# Gravenreuth muss 14Monate in den Knast



## lorenz2512 (7 Februar 2009)

hallo,
das wird einige ältere wohl freuen die zur zeit von atari und commodore dezentrale sicherungskopien verteilt haben, tja gottes mühlen mahlen langsam, aber gerecht. http://www.chip.de:80/news/Abmahnanwalt-muss-fuer-14-Monate-in-den-Knast_35040462.html
wer anderen eine grube gräbt, ist selbst ein s..wein*ROFL*


----------



## Question_mark (7 Februar 2009)

*Das freut mich ...*

Hallo,

das geht mir runter wie Öl, endlich mal eine gute Nachricht.

Gruß

Question_mark


----------



## eYe (7 Februar 2009)

Schade nur das er wegen Betrug und nicht wegen seiner Abmahnungen in den Knast geht, diese bleiben nach wie vor legal...


----------



## Markus (7 Februar 2009)

ich ahbe heute supergute laune.
sowas wie der wird doch im kanst sicher gegen zigaretten "gehandelt"...


----------



## Ralle (7 Februar 2009)

Lol, was für eine freudige Nachricht. Wird so einem verurteilten Straftäter nicht auch die Zulassung als Anwalt entzogen? Das wäre zumindest in diesem Fall das i-Tüpfelchen!


----------



## maxi (8 Februar 2009)

Der soll in eine grosse Zelle zu den Tunten kommen!


----------



## Oberchefe (8 Februar 2009)

Man kann nur hoffe, dass er keinen Internet-Anschluss in seiner Zelle hat.

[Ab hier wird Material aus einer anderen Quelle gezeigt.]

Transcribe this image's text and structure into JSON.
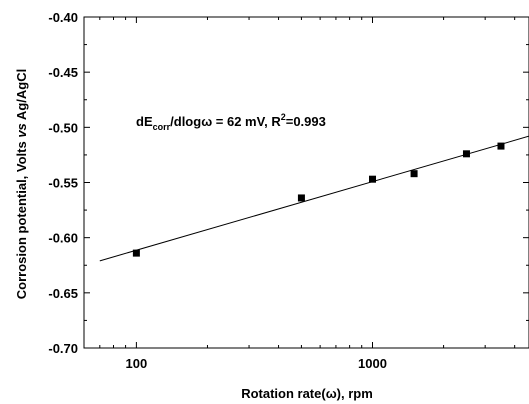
{
  "chart_data": {
    "type": "scatter",
    "x_scale": "log",
    "xlim": [
      60,
      4600
    ],
    "ylim": [
      -0.7,
      -0.4
    ],
    "xlabel": {
      "prefix": "Rotation rate",
      "omega": "(ω)",
      "suffix": ", rpm"
    },
    "ylabel": {
      "prefix": "Corrosion potential, Volts ",
      "vs": "vs",
      "suffix": " Ag/AgCl"
    },
    "x_ticks": [
      {
        "value": 100,
        "label": "100"
      },
      {
        "value": 1000,
        "label": "1000"
      }
    ],
    "y_ticks": [
      {
        "value": -0.4,
        "label": "-0.40"
      },
      {
        "value": -0.45,
        "label": "-0.45"
      },
      {
        "value": -0.5,
        "label": "-0.50"
      },
      {
        "value": -0.55,
        "label": "-0.55"
      },
      {
        "value": -0.6,
        "label": "-0.60"
      },
      {
        "value": -0.65,
        "label": "-0.65"
      },
      {
        "value": -0.7,
        "label": "-0.70"
      }
    ],
    "points": [
      {
        "x": 100,
        "y": -0.614
      },
      {
        "x": 500,
        "y": -0.564
      },
      {
        "x": 1000,
        "y": -0.547
      },
      {
        "x": 1500,
        "y": -0.542
      },
      {
        "x": 2500,
        "y": -0.524
      },
      {
        "x": 3500,
        "y": -0.517
      }
    ],
    "fit_line": {
      "x_start": 70,
      "y_start": -0.621,
      "x_end": 4600,
      "y_end": -0.508
    },
    "annotation": {
      "a": "dE",
      "sub": "corr",
      "b": "/dlog",
      "omega": "ω",
      "c": " = 62 mV, R",
      "sup": "2",
      "d": "=0.993"
    },
    "grid": false
  }
}
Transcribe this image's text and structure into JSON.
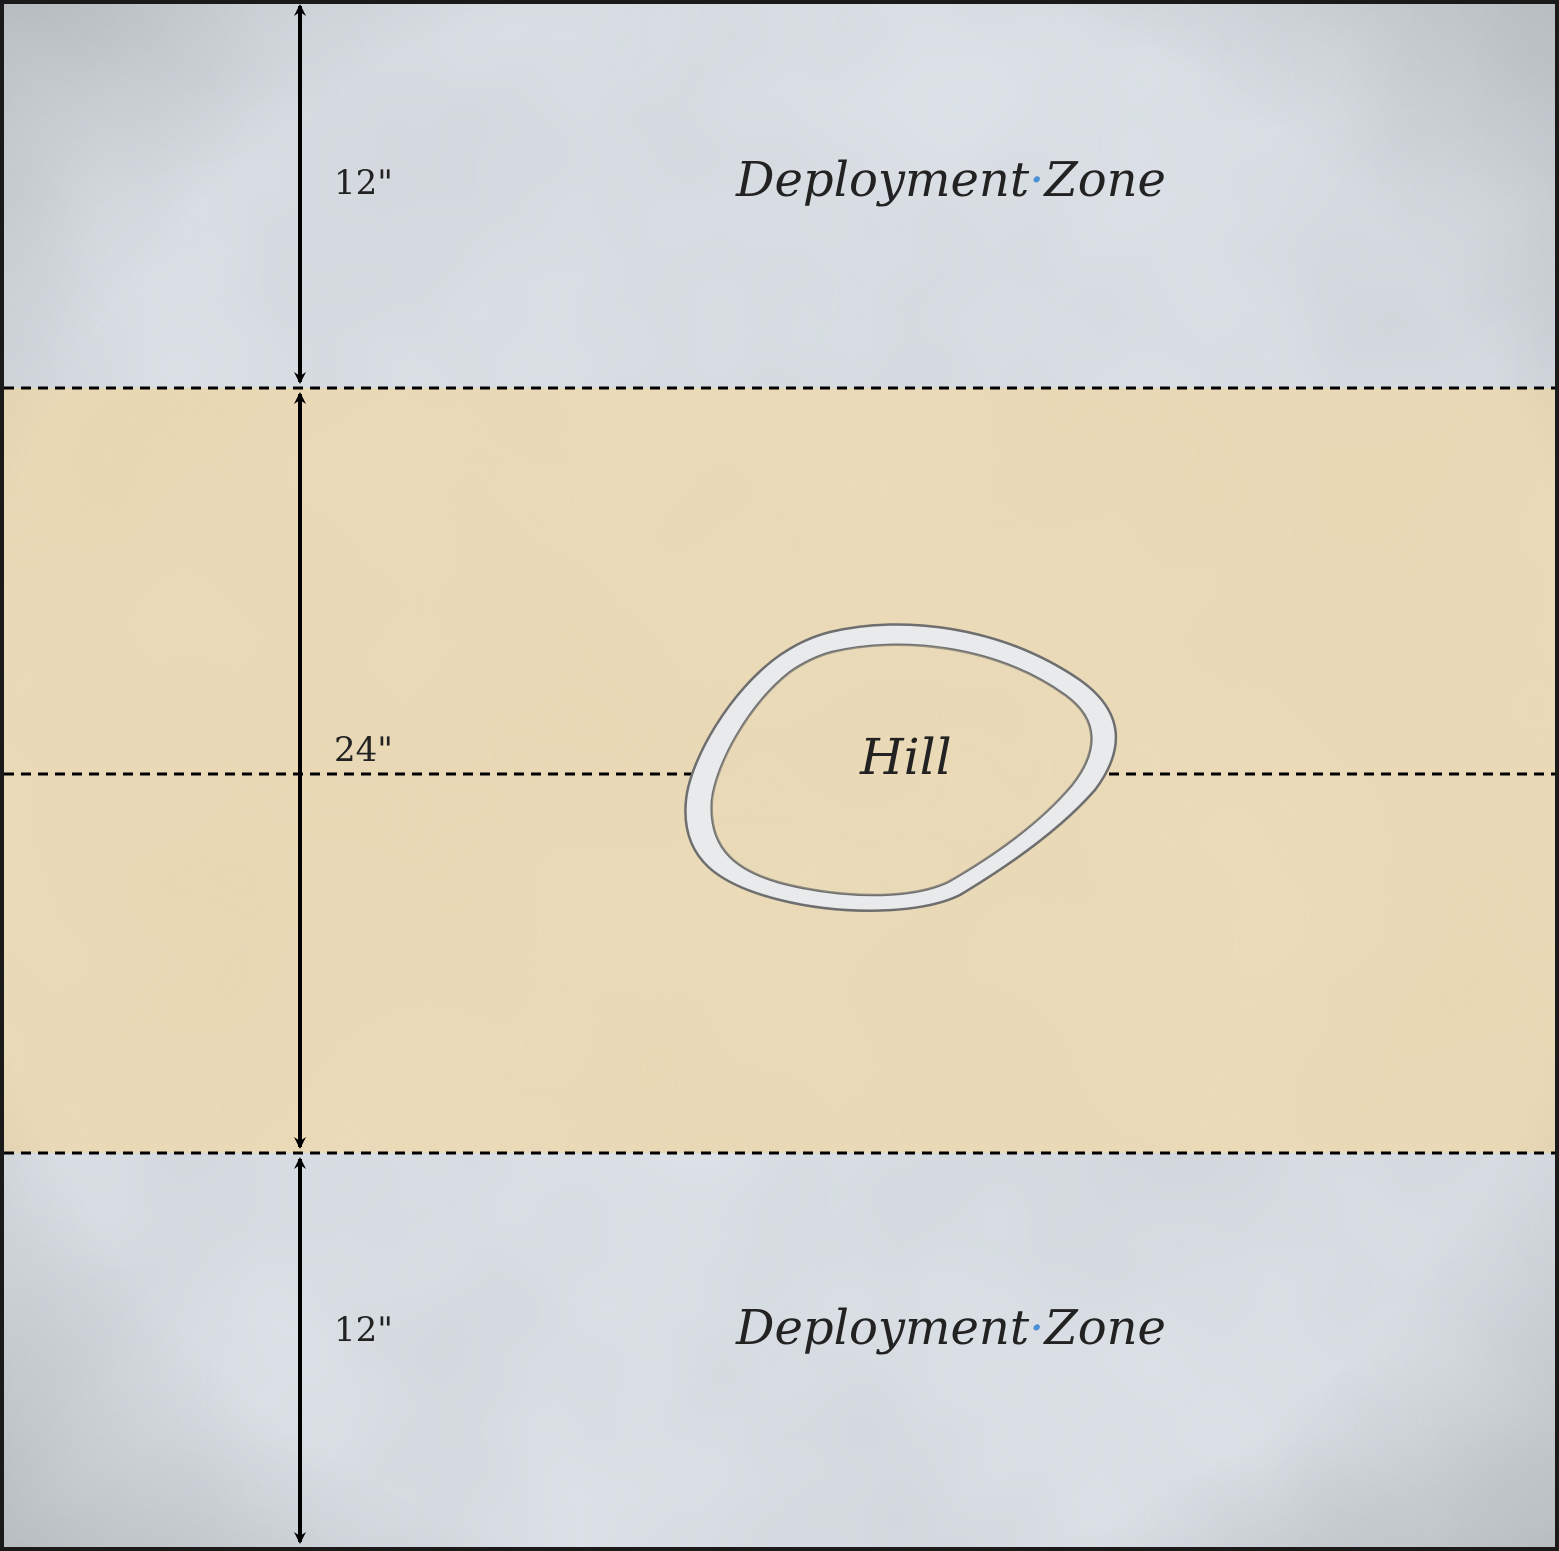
{
  "map": {
    "zones": {
      "top": {
        "title_left": "Deployment",
        "title_right": "Zone",
        "depth": "12\""
      },
      "middle": {
        "depth": "24\""
      },
      "bottom": {
        "title_left": "Deployment",
        "title_right": "Zone",
        "depth": "12\""
      }
    },
    "terrain": {
      "hill_label": "Hill"
    },
    "colors": {
      "deployment_zone": "#dde3e8",
      "no_mans_land": "#e8d6b2",
      "hill_rim": "#e6e8ea",
      "hill_outline": "#7a7a7a",
      "line": "#000000",
      "separator_dot": "#4a8fd8"
    }
  }
}
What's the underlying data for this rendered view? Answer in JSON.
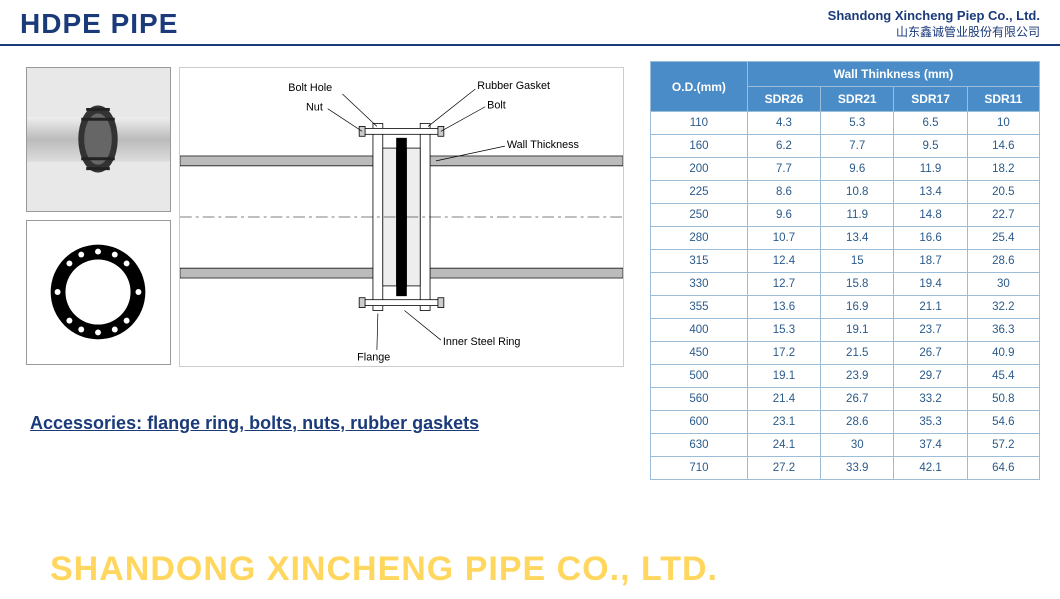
{
  "header": {
    "title": "HDPE PIPE",
    "company_en": "Shandong Xincheng Piep Co., Ltd.",
    "company_cn": "山东鑫诚管业股份有限公司"
  },
  "diagram": {
    "labels": {
      "bolt_hole": "Bolt Hole",
      "nut": "Nut",
      "rubber_gasket": "Rubber Gasket",
      "bolt": "Bolt",
      "wall_thickness": "Wall Thickness",
      "inner_steel_ring": "Inner Steel Ring",
      "flange": "Flange"
    },
    "colors": {
      "line": "#000000",
      "pipe_fill": "#dcdcdc",
      "pipe_hatch": "#888888",
      "gasket_ring": "#000000",
      "background": "#ffffff"
    }
  },
  "accessories_text": "Accessories: flange ring, bolts, nuts, rubber gaskets",
  "table": {
    "header_od": "O.D.(mm)",
    "header_wall": "Wall Thinkness (mm)",
    "cols": [
      "SDR26",
      "SDR21",
      "SDR17",
      "SDR11"
    ],
    "rows": [
      {
        "od": "110",
        "v": [
          "4.3",
          "5.3",
          "6.5",
          "10"
        ]
      },
      {
        "od": "160",
        "v": [
          "6.2",
          "7.7",
          "9.5",
          "14.6"
        ]
      },
      {
        "od": "200",
        "v": [
          "7.7",
          "9.6",
          "11.9",
          "18.2"
        ]
      },
      {
        "od": "225",
        "v": [
          "8.6",
          "10.8",
          "13.4",
          "20.5"
        ]
      },
      {
        "od": "250",
        "v": [
          "9.6",
          "11.9",
          "14.8",
          "22.7"
        ]
      },
      {
        "od": "280",
        "v": [
          "10.7",
          "13.4",
          "16.6",
          "25.4"
        ]
      },
      {
        "od": "315",
        "v": [
          "12.4",
          "15",
          "18.7",
          "28.6"
        ]
      },
      {
        "od": "330",
        "v": [
          "12.7",
          "15.8",
          "19.4",
          "30"
        ]
      },
      {
        "od": "355",
        "v": [
          "13.6",
          "16.9",
          "21.1",
          "32.2"
        ]
      },
      {
        "od": "400",
        "v": [
          "15.3",
          "19.1",
          "23.7",
          "36.3"
        ]
      },
      {
        "od": "450",
        "v": [
          "17.2",
          "21.5",
          "26.7",
          "40.9"
        ]
      },
      {
        "od": "500",
        "v": [
          "19.1",
          "23.9",
          "29.7",
          "45.4"
        ]
      },
      {
        "od": "560",
        "v": [
          "21.4",
          "26.7",
          "33.2",
          "50.8"
        ]
      },
      {
        "od": "600",
        "v": [
          "23.1",
          "28.6",
          "35.3",
          "54.6"
        ]
      },
      {
        "od": "630",
        "v": [
          "24.1",
          "30",
          "37.4",
          "57.2"
        ]
      },
      {
        "od": "710",
        "v": [
          "27.2",
          "33.9",
          "42.1",
          "64.6"
        ]
      }
    ],
    "header_bg": "#4a8cc7",
    "header_fg": "#ffffff",
    "border_color": "#9bbdd8",
    "cell_fg": "#2a5a8a"
  },
  "watermark": "SHANDONG XINCHENG PIPE CO., LTD.",
  "colors": {
    "title": "#1a3a7a",
    "rule": "#1a3a7a",
    "watermark": "rgba(255,200,40,0.75)"
  }
}
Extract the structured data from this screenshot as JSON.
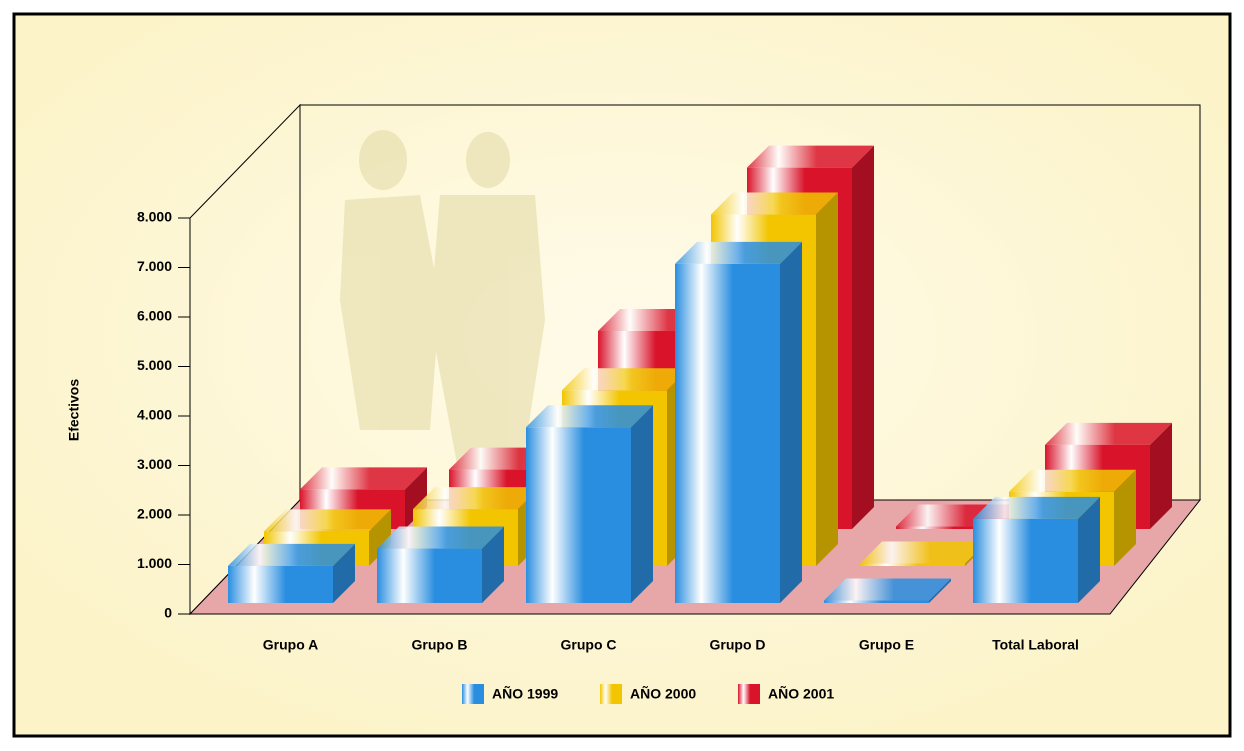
{
  "chart_data": {
    "type": "bar3d",
    "y_label": "Efectivos",
    "categories": [
      "Grupo A",
      "Grupo B",
      "Grupo C",
      "Grupo D",
      "Grupo E",
      "Total Laboral"
    ],
    "series": [
      {
        "name": "AÑO 1999",
        "color": "#2a8ee0",
        "values": [
          750,
          1100,
          3550,
          6850,
          50,
          1700
        ]
      },
      {
        "name": "AÑO 2000",
        "color": "#f2c500",
        "values": [
          700,
          1150,
          3550,
          7100,
          50,
          1500
        ]
      },
      {
        "name": "AÑO 2001",
        "color": "#d9142a",
        "values": [
          800,
          1200,
          4000,
          7300,
          50,
          1700
        ]
      }
    ],
    "ylim": [
      0,
      8000
    ],
    "yticks": [
      0,
      {
        "value": 1000,
        "label": "1.000"
      },
      {
        "value": 2000,
        "label": "2.000"
      },
      {
        "value": 3000,
        "label": "3.000"
      },
      {
        "value": 4000,
        "label": "4.000"
      },
      {
        "value": 5000,
        "label": "5.000"
      },
      {
        "value": 6000,
        "label": "6.000"
      },
      {
        "value": 7000,
        "label": "7.000"
      },
      {
        "value": 8000,
        "label": "8.000"
      }
    ]
  }
}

Die entzogene Zulassung wäre für die Mehrheit wohl die bessere Lösung gewesen.

Weitere Infos auch hier:
http://www.heise.de/newsticker/Berl...gt-Urteil-gegen-Abmahnanwalt--/meldung/127050


----------



## Gerhard Bäurle (22 Februar 2010)

lorenz2512 schrieb:


> hallo,
> das wird einige ältere wohl freuen die zur zeit von atari und commodore dezentrale sicherungskopien verteilt haben, tja gottes mühlen mahlen langsam, aber gerecht. http://www.chip.de:80/news/Abmahnanwalt-muss-fuer-14-Monate-in-den-Knast_35040462.html
> wer anderen eine grube gräbt, ist selbst ein s..wein



Hallo,

in den Knast wollt der kleine Feigling dann wohl doch *nicht*.


----------



## nade (22 Februar 2010)

Feigling... was er aber auf jeden erreicht hat, sein Arsch ist Jungfrau geblieben...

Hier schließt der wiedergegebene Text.